Image

Inception привлекает 50 миллионов долларов на создание моделей распространения кода и текста

Группа из девяти мужчин стоит на залитом солнцем балконе.

Учитывая, сколько денег вливается в стартапы в области ИИ, сейчас самое время стать исследователем ИИ, у которого есть идея для тестирования. И если идея достаточно оригинальна, вам может быть проще получить необходимые ресурсы, работая независимой компанией, а не в одной из крупных лабораторий.

Такова история Inception, стартапа, разрабатывающего модели искусственного интеллекта на основе диффузии, который только что привлек $50 млн посевного финансирования под руководством Menlo Ventures при участии Mayfield, Innovation Endeavors, фонда Microsoft M12, Snowflake Ventures, Databricks Investment и венчурного подразделения Nvidia NVentures.

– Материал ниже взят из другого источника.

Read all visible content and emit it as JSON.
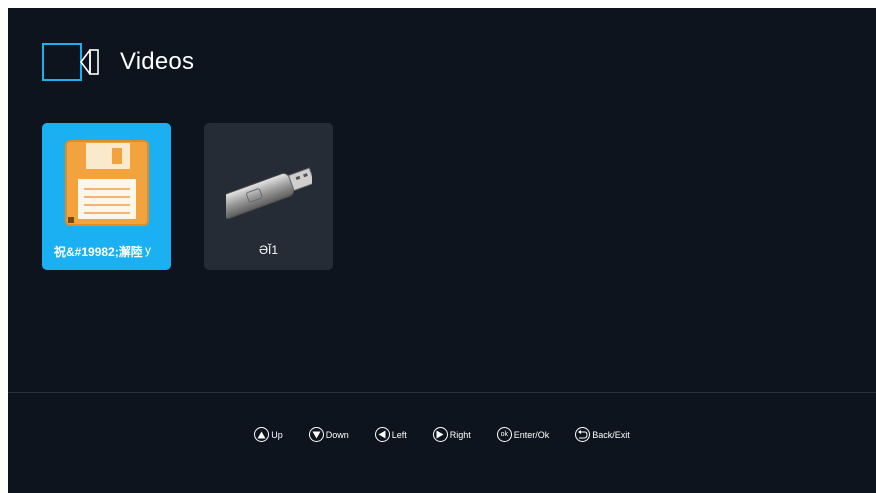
{
  "header": {
    "title": "Videos",
    "icon": "video-camera-icon"
  },
  "sources": [
    {
      "label": "祝&#19982;澥陸",
      "label_suffix": "y",
      "icon": "floppy-disk-icon",
      "selected": true
    },
    {
      "label": "ƏĬ1",
      "icon": "usb-drive-icon",
      "selected": false
    }
  ],
  "hints": [
    {
      "icon": "up-arrow-icon",
      "label": "Up"
    },
    {
      "icon": "down-arrow-icon",
      "label": "Down"
    },
    {
      "icon": "left-arrow-icon",
      "label": "Left"
    },
    {
      "icon": "right-arrow-icon",
      "label": "Right"
    },
    {
      "icon": "ok-icon",
      "icon_text": "ok",
      "label": "Enter/Ok"
    },
    {
      "icon": "back-icon",
      "label": "Back/Exit"
    }
  ],
  "colors": {
    "background": "#0e141e",
    "selected": "#1bb0f2",
    "tile": "#252c35",
    "accent": "#1bb0f2"
  }
}
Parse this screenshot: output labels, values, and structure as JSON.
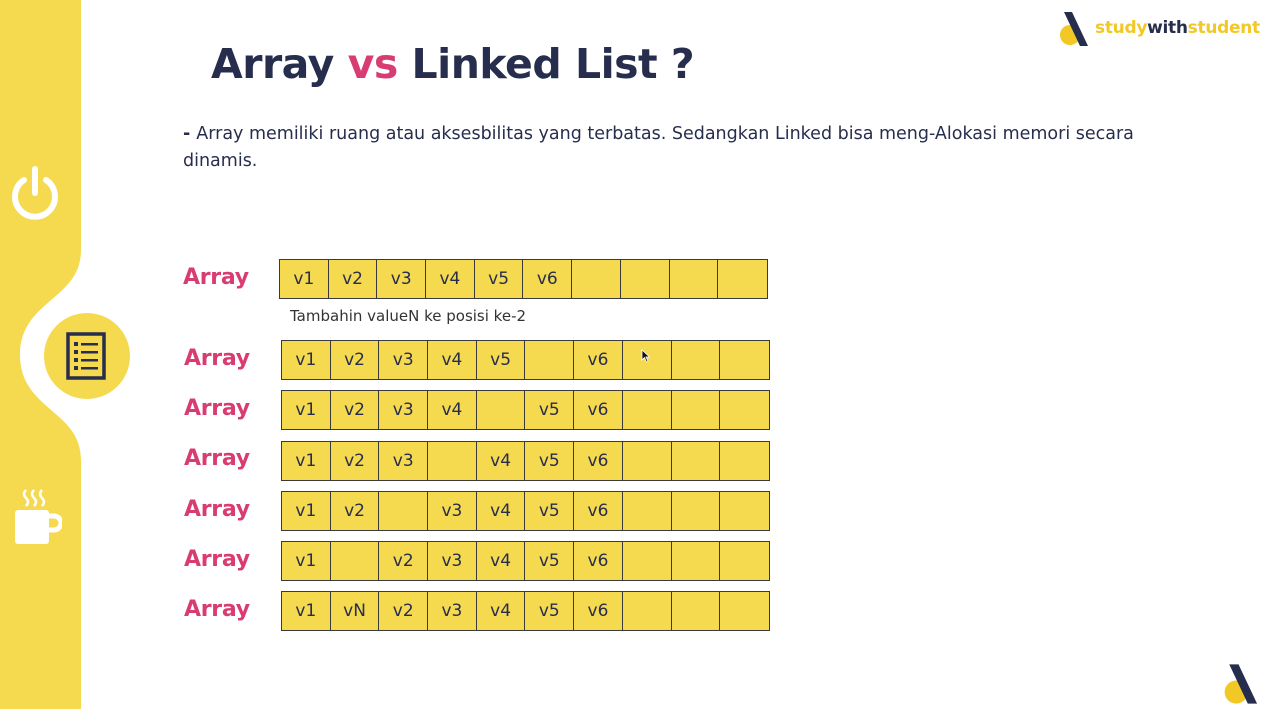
{
  "slide": {
    "title_part1": "Array",
    "title_vs": "vs",
    "title_part2": "Linked List ?",
    "brand": {
      "part1": "study",
      "part2": "with",
      "part3": "student"
    },
    "description_dash": "-",
    "description": "Array memiliki ruang atau aksesbilitas yang terbatas. Sedangkan Linked bisa meng-Alokasi memori secara dinamis.",
    "note": "Tambahin valueN ke posisi ke-2",
    "arrays": [
      {
        "label": "Array",
        "cells": [
          "v1",
          "v2",
          "v3",
          "v4",
          "v5",
          "v6",
          "",
          "",
          "",
          ""
        ]
      },
      {
        "label": "Array",
        "cells": [
          "v1",
          "v2",
          "v3",
          "v4",
          "v5",
          "",
          "v6",
          "",
          "",
          ""
        ]
      },
      {
        "label": "Array",
        "cells": [
          "v1",
          "v2",
          "v3",
          "v4",
          "",
          "v5",
          "v6",
          "",
          "",
          ""
        ]
      },
      {
        "label": "Array",
        "cells": [
          "v1",
          "v2",
          "v3",
          "",
          "v4",
          "v5",
          "v6",
          "",
          "",
          ""
        ]
      },
      {
        "label": "Array",
        "cells": [
          "v1",
          "v2",
          "",
          "v3",
          "v4",
          "v5",
          "v6",
          "",
          "",
          ""
        ]
      },
      {
        "label": "Array",
        "cells": [
          "v1",
          "",
          "v2",
          "v3",
          "v4",
          "v5",
          "v6",
          "",
          "",
          ""
        ]
      },
      {
        "label": "Array",
        "cells": [
          "v1",
          "vN",
          "v2",
          "v3",
          "v4",
          "v5",
          "v6",
          "",
          "",
          ""
        ]
      }
    ]
  },
  "sidebar": {
    "icons": [
      "power-icon",
      "list-icon",
      "coffee-mug-icon"
    ]
  },
  "colors": {
    "accent_yellow": "#f5d94e",
    "accent_pink": "#d83c72",
    "navy": "#272d4d"
  }
}
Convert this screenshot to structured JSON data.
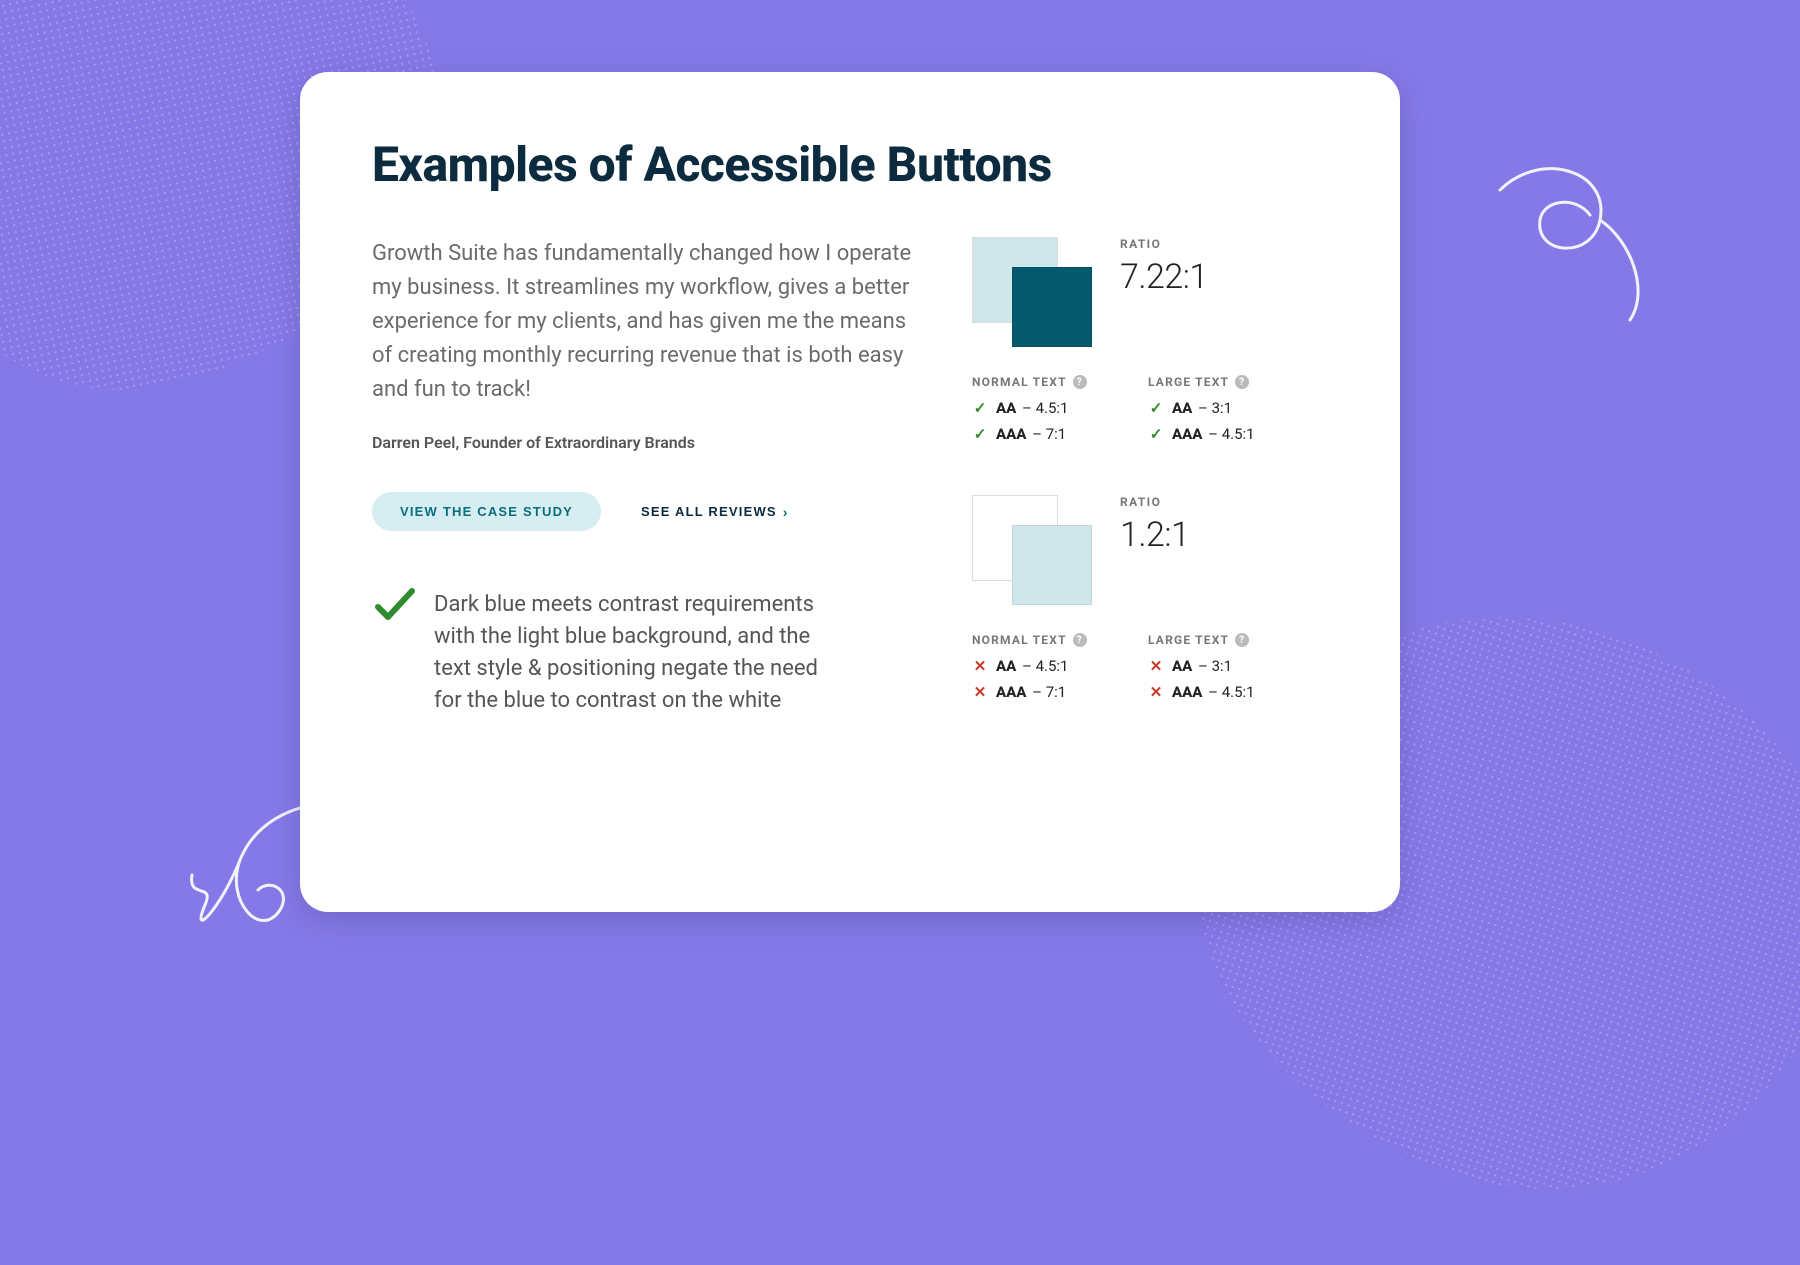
{
  "heading": "Examples of Accessible Buttons",
  "quote": "Growth Suite has fundamentally changed how I operate my business. It streamlines my workflow, gives a better experience for my clients, and has given me the means of creating monthly recurring revenue that is both easy and fun to track!",
  "attribution": "Darren Peel, Founder of Extraordinary Brands",
  "cta_primary": "VIEW THE CASE STUDY",
  "cta_secondary": "SEE ALL REVIEWS",
  "note_text": "Dark blue meets contrast requirements with the light blue background, and the text style & positioning negate the need for the blue to contrast on the white",
  "ratio_label": "RATIO",
  "normal_text_label": "NORMAL TEXT",
  "large_text_label": "LARGE TEXT",
  "samples": [
    {
      "swatch_back": "#cfe7ea",
      "swatch_front": "#065a6d",
      "ratio": "7.22:1",
      "normal": [
        {
          "pass": true,
          "level": "AA",
          "req": "4.5:1"
        },
        {
          "pass": true,
          "level": "AAA",
          "req": "7:1"
        }
      ],
      "large": [
        {
          "pass": true,
          "level": "AA",
          "req": "3:1"
        },
        {
          "pass": true,
          "level": "AAA",
          "req": "4.5:1"
        }
      ]
    },
    {
      "swatch_back": "#ffffff",
      "swatch_front": "#cfe7ea",
      "ratio": "1.2:1",
      "normal": [
        {
          "pass": false,
          "level": "AA",
          "req": "4.5:1"
        },
        {
          "pass": false,
          "level": "AAA",
          "req": "7:1"
        }
      ],
      "large": [
        {
          "pass": false,
          "level": "AA",
          "req": "3:1"
        },
        {
          "pass": false,
          "level": "AAA",
          "req": "4.5:1"
        }
      ]
    }
  ]
}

Эндрю Нг и Андрей Карпати предоставили дополнительное финансирование от бизнес-ангелов.

Руководителем проекта является профессор Стэнфордского университета Стефано Эрмон, чьи исследования сосредоточены на моделях диффузии, которые генерируют результаты посредством итеративного уточнения, а не пословного перевода. Эти модели лежат в основе систем ИИ на основе изображений, таких как Stable Diffusion, Midjourney и Sora. Работая над этими системами ещё до того, как бум ИИ сделал их столь интересными, Эрмон использует Inception для применения тех же моделей к более широкому спектру задач.

Вместе с финансированием компания выпустила новую версию своей модели Mercury, предназначенную для разработки программного обеспечения. Mercury уже интегрирована в ряд инструментов разработки, включая ProxyAI, Buildglare и Kilo Code. Что самое важное, по словам Эрмона, диффузионный подход поможет моделям Inception сэкономить по двум важнейшим показателям: задержке (времени отклика) и стоимости вычислений.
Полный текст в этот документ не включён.